My Struggle Out Of Bed

Lying down, I was still looking for a reason to jerk off of my bed and scream.

As tides only existed on massive volumes of water while being watched by the loyal and beautiful face of the moon...

It was also found on my mind.

While I lay still, my mind was a ruffle of negative energy.

A battlefield of thoughts that would eventually turn to a stream of baseless imaginations, which without even a little scratch of time would turn to a reality.

The ceiling was of no help, I was still, like a half bottle of water thrown mercilessly until it gave up the strength to roll, I kept staring at it like it had the sun that wasn't there.

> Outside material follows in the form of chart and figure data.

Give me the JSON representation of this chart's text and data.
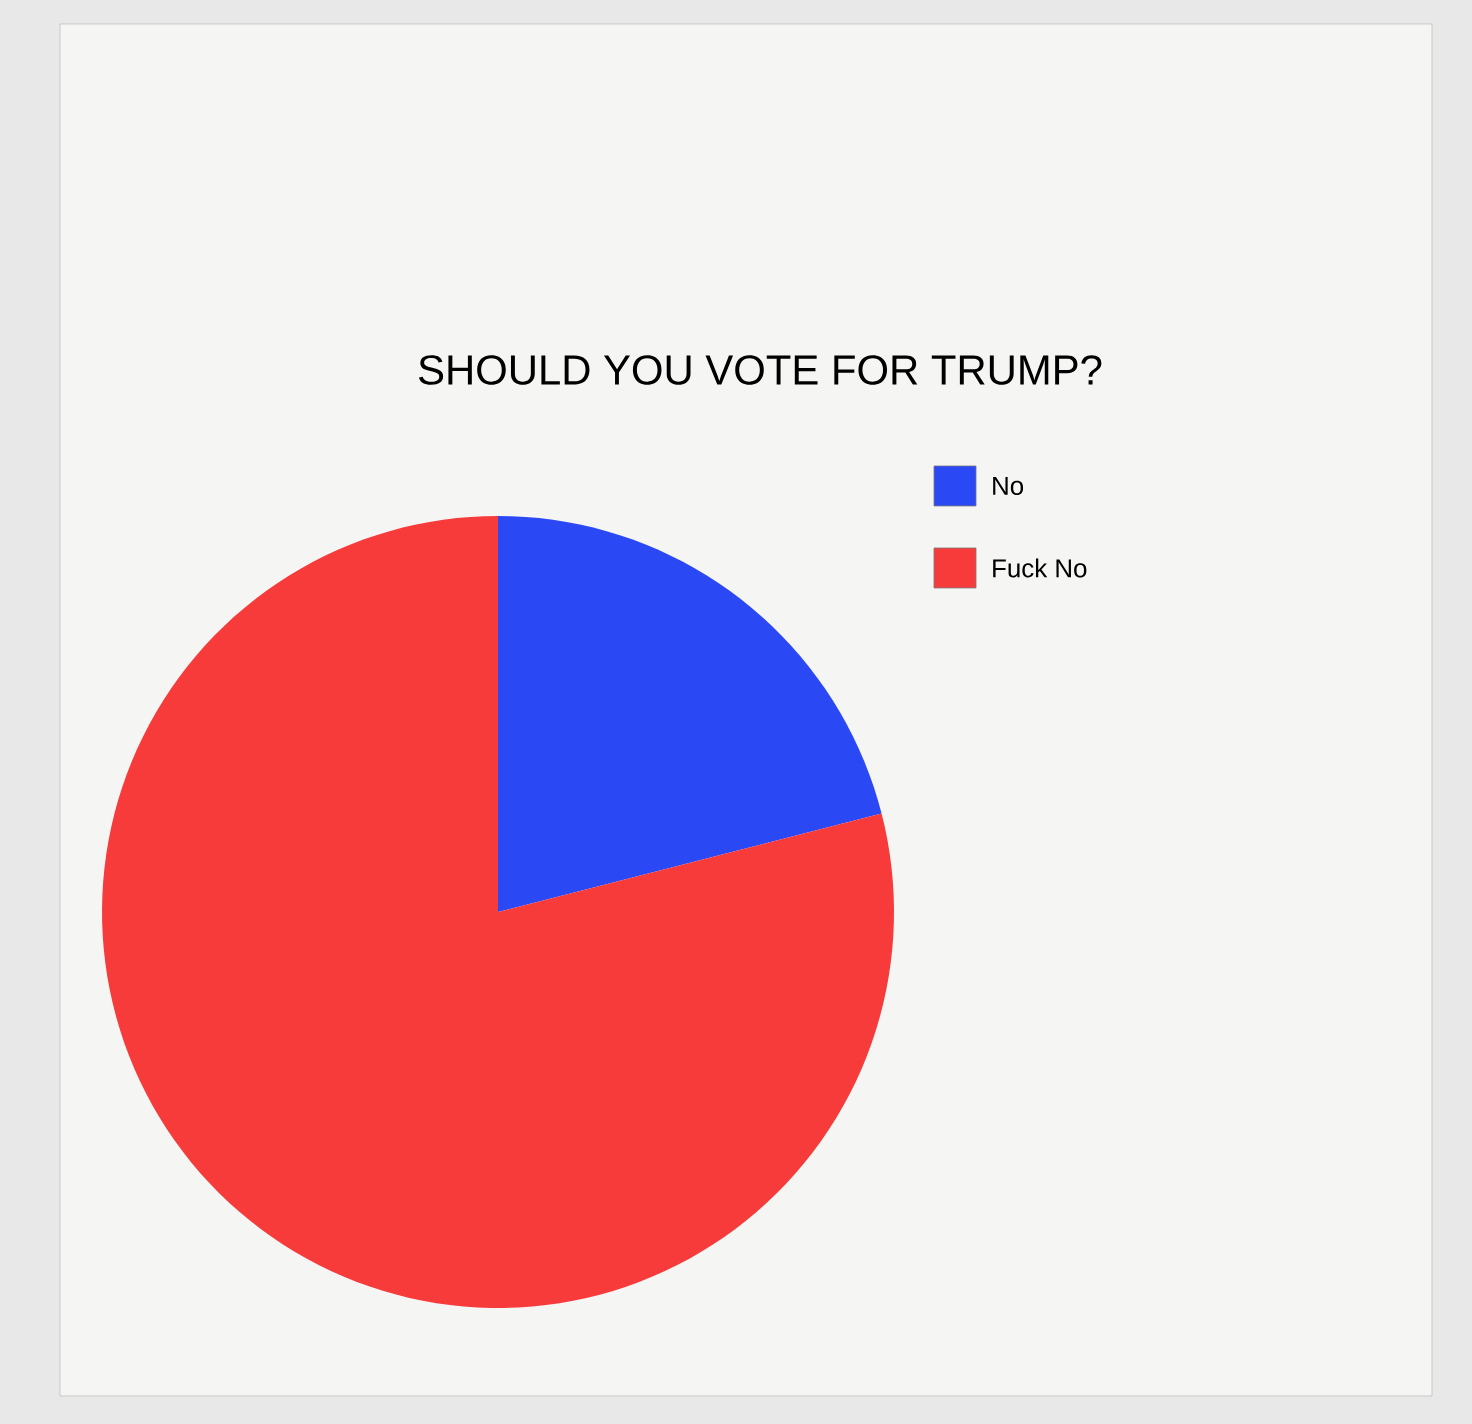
{
  "chart_data": {
    "type": "pie",
    "title": "SHOULD YOU VOTE FOR TRUMP?",
    "categories": [
      "No",
      "Fuck No"
    ],
    "values": [
      21,
      79
    ],
    "colors": [
      "#2b48f5",
      "#f73b3b"
    ],
    "legend": "top right"
  }
}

No stagnant cloud was within my view, yet I could feel myself rising softly from that chamber you'll call a bed.

My pillow only pulled my head down with hands I couldn't see or feel. At least if I was tied with ropes, I'll know I had a chance of escape.

But stiff I was, like gravity held a grudge against me.

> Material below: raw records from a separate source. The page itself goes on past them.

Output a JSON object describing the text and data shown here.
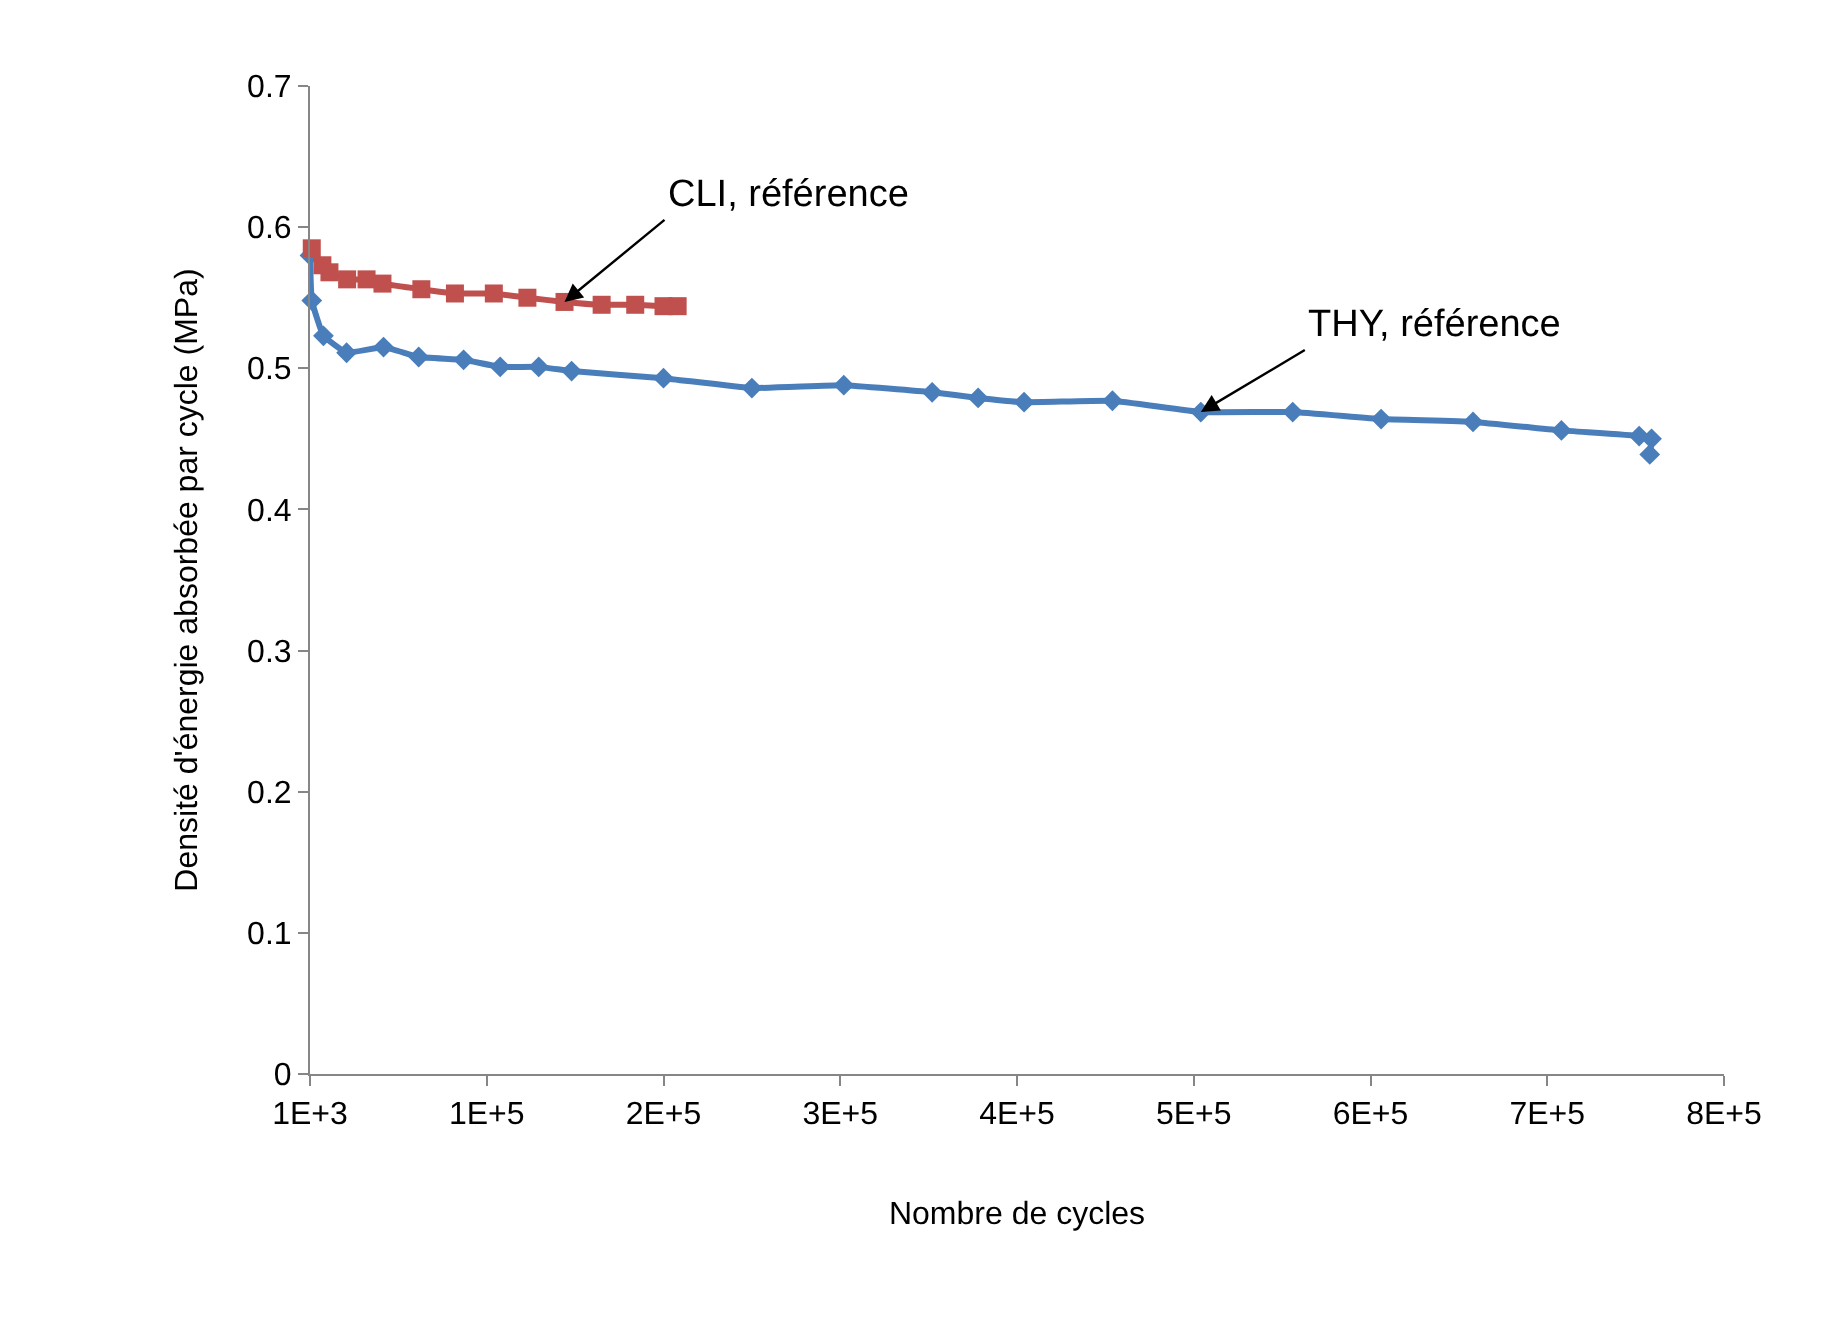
{
  "chart_data": {
    "type": "line",
    "xlabel": "Nombre de cycles",
    "ylabel": "Densité d'énergie absorbée par cycle (MPa)",
    "xlim": [
      1000,
      801000
    ],
    "xticks": [
      {
        "value": 1000,
        "label": "1E+3"
      },
      {
        "value": 101000,
        "label": "1E+5"
      },
      {
        "value": 201000,
        "label": "2E+5"
      },
      {
        "value": 301000,
        "label": "3E+5"
      },
      {
        "value": 401000,
        "label": "4E+5"
      },
      {
        "value": 501000,
        "label": "5E+5"
      },
      {
        "value": 601000,
        "label": "6E+5"
      },
      {
        "value": 701000,
        "label": "7E+5"
      },
      {
        "value": 801000,
        "label": "8E+5"
      }
    ],
    "ylim": [
      0,
      0.7
    ],
    "yticks": [
      0,
      0.1,
      0.2,
      0.3,
      0.4,
      0.5,
      0.6,
      0.7
    ],
    "series": [
      {
        "color": "#4a7ebb",
        "marker": "diamond",
        "x": [
          1000,
          2000,
          8600,
          21700,
          42600,
          62500,
          87900,
          108600,
          130400,
          149000,
          201000,
          251000,
          303000,
          353000,
          379000,
          405000,
          455000,
          505000,
          557000,
          607000,
          659000,
          709000,
          753000,
          760000,
          759000
        ],
        "values": [
          0.58,
          0.548,
          0.523,
          0.511,
          0.515,
          0.508,
          0.506,
          0.501,
          0.501,
          0.498,
          0.493,
          0.486,
          0.488,
          0.483,
          0.479,
          0.476,
          0.477,
          0.469,
          0.469,
          0.464,
          0.462,
          0.456,
          0.452,
          0.45,
          0.439
        ]
      },
      {
        "color": "#c0504d",
        "marker": "square",
        "x": [
          2000,
          8000,
          12000,
          22000,
          33000,
          42000,
          64000,
          83000,
          105000,
          124000,
          145000,
          166000,
          185000,
          201000,
          209000
        ],
        "values": [
          0.585,
          0.573,
          0.568,
          0.563,
          0.563,
          0.56,
          0.556,
          0.553,
          0.553,
          0.55,
          0.547,
          0.545,
          0.545,
          0.544,
          0.544
        ]
      }
    ],
    "annotations": [
      {
        "text": "CLI, référence",
        "x": 145000,
        "y": 0.547
      },
      {
        "text": "THY, référence",
        "x": 505000,
        "y": 0.469
      }
    ]
  }
}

Breaking loose would be like conquering the ocean. Something I couldn't do, even in my dreams.

"Hope, hope, hope" I kept muttering to myself, wishing that somehow, I'll break loose of these chains.

I was placed, immobile and contained. I wasn't locked, I was just tired, I just woke up.

Nwabugwu Chukwudumebi
(C) All Rights Reserved. Poem Submitted on 09/13/2020

Poet's note: This is a short text on how I struggle to get out of bed, reasons why I find it difficult to go on with my daily routine due to my battle with laziness and what i face each time I wake up from bed. As i was writing this poem, i felt the express my feelings in words especially the extreme tiredness i feel each time I wake up from bed. I'm a quiet person with a loud mind and I love to express myself in written words as I always find a solution to my issues through this method. This poem helped me know my mistake as it is the first step to finding a solution.